There is – god help us all – “A revolutionary new book format”. It’s called Flipback, and its pages are printed horizontally. This means it also opens horizontally, making it somewhat less easy to hold. Books aren’t the format they are by chance and the reason that, over the centuries, a different format hasn’t usurped the familiar one is simple – there is no need for it.
So, first question – other than just because they can – why did they do this? It’s so books can be the same shape as a smartphone (I’ve got news for you, guys, it’s still the same shape as any other book, just smaller and hinged differently). This is what the website says :-
A revolutionary new book format, giving book lovers a real reading experience with the portability of a mobile phone. The flipback is a new kind of book, which opens top to bottom and has sideways-printed text, so you get a full length novel in little more than the size of an iPhone.
“A real reading experience” – “portability” – isn’t that exactly what books have always provided? And if you print a full-length novel in this format – Stephen King’s “Misery” is available, at 370 pages in paperback, it’s going to be thicker than a normal book. The only possible way you can get the whole novel into a smaller form-factor is to use more pages, plus either very thin paper and/or a smaller typeface. Either way, it’s inevitable that the result will be thicker than the paperback, which is exactly one inch.
This whole concept is a total crock – nothing more than a marketing gimmick by a industry desperate to boost sales (see previous post) – Flipback is an imprint of Hodder & Stoughton. If you click one of the many “Find out more” links, it takes you to the H&S website, where you get: Error: The server encountered an unexpected condition which prevented it from fulfilling the request. For two days now, at least.
Why is it a crock? Simple – you get exactly the same number of words on the page regardless of orientation. You can check this yourself in your word processor – just copy a full page of text into a landscape-format page – you might have to tweak the margins a tad, but it’ll fit, still leaving normal-sized margins all round, so they could simply have printed a conventionally-styled book, at the same size but, no matter which way it opens, the smaller format, as I said, means more pages.
There is no reason – other than the above mentioned desperation, and catering to novelty freaks – for this nonsense to exist. There is certainly no advantage to the reader, just hand-cramp from the unfamiliar format.
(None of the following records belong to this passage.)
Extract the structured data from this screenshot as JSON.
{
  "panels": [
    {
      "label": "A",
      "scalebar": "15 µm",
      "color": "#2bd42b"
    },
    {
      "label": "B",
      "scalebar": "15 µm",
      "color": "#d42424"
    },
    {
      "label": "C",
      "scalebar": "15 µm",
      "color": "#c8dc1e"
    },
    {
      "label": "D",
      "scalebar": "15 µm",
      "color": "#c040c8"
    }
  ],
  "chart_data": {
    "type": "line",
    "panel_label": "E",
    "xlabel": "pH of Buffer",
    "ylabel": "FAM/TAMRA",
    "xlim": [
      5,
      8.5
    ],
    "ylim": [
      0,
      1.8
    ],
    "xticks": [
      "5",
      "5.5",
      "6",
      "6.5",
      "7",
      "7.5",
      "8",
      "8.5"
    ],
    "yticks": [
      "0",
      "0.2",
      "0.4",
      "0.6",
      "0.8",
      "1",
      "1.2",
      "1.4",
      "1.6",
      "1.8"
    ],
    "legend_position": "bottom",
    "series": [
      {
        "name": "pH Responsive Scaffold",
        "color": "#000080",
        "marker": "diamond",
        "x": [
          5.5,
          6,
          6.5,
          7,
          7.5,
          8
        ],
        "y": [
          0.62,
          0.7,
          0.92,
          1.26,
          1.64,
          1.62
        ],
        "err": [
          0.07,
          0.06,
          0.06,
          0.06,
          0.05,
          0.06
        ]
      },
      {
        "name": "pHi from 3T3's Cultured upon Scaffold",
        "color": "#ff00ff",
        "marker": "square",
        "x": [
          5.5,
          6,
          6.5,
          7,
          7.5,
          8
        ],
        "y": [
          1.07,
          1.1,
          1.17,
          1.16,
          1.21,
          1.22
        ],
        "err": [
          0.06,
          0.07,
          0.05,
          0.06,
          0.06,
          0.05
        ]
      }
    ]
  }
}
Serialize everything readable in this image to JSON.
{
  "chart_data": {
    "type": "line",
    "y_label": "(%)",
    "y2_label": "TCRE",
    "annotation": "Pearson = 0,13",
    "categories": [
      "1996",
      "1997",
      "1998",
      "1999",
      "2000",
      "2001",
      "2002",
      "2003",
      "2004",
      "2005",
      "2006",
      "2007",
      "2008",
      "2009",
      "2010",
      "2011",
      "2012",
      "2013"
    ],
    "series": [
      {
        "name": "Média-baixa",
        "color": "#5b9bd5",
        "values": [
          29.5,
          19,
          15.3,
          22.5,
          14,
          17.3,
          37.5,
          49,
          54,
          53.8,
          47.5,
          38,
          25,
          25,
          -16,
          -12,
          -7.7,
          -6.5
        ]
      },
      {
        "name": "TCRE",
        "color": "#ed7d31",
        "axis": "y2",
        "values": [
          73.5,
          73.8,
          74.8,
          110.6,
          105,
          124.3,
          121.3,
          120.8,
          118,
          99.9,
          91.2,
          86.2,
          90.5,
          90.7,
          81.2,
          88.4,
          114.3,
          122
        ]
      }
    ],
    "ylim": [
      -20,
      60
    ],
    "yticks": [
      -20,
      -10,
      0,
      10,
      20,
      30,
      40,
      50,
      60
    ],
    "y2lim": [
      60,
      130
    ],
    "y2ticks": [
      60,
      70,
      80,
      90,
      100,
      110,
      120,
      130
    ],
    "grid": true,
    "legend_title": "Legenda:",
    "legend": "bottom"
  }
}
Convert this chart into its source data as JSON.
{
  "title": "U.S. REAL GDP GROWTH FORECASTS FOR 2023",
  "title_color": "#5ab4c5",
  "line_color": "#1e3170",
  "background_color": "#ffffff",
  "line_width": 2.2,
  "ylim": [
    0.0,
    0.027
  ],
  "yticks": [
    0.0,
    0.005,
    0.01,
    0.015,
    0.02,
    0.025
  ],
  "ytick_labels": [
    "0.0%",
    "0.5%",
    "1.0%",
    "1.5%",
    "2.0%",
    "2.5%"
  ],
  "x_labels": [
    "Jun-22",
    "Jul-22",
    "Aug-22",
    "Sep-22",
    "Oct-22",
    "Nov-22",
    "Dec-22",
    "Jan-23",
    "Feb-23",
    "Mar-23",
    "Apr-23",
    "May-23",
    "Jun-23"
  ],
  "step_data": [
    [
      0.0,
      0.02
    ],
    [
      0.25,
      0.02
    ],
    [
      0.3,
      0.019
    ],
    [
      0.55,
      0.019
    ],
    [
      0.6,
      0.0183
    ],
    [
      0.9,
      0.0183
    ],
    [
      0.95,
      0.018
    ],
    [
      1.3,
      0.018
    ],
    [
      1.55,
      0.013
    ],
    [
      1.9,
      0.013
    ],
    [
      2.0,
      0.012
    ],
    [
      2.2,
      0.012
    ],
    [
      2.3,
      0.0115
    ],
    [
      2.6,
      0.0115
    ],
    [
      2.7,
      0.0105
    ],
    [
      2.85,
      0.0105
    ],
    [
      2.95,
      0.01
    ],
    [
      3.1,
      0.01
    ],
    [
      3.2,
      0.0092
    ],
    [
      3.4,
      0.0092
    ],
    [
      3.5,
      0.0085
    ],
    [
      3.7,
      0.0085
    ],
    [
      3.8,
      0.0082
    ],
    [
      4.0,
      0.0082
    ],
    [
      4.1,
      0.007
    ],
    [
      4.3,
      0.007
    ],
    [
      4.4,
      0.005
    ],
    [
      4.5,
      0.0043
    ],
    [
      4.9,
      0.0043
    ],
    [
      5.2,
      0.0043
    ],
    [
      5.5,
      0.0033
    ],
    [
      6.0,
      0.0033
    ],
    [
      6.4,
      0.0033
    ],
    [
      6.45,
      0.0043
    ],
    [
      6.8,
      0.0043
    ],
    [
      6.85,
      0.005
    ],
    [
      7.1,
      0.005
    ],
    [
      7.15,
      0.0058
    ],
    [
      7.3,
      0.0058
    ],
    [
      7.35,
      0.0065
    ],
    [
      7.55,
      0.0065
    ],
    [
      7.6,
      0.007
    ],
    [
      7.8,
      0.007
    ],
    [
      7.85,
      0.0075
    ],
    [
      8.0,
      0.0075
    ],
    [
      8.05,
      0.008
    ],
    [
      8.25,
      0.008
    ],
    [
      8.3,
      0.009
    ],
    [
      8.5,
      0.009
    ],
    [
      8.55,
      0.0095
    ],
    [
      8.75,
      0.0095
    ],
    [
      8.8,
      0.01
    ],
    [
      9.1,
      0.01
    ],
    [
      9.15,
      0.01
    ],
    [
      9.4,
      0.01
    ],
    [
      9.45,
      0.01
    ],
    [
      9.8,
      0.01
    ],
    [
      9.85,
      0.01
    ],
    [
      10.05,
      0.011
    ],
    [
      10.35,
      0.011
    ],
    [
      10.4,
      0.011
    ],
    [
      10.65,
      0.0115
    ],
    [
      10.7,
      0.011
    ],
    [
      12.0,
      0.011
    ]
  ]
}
If you doubt that format is inconvenient, hold a normal book sideways, and open, for 10 minutes – see how uncomfortable it gets.
This is most certainly not a book revolution – it’s nothing more than a shameless, and pointless, attempt to part the gullible from their money. The real revolution in books will come when they find an effective, durable and above all affordable, substitute for paper.
Oh, and if you want smartphone-sized books, surely the simplest solution is to install the appropriate Kindle mobile app and read them on the smartphone? Cheaper too, in all probability.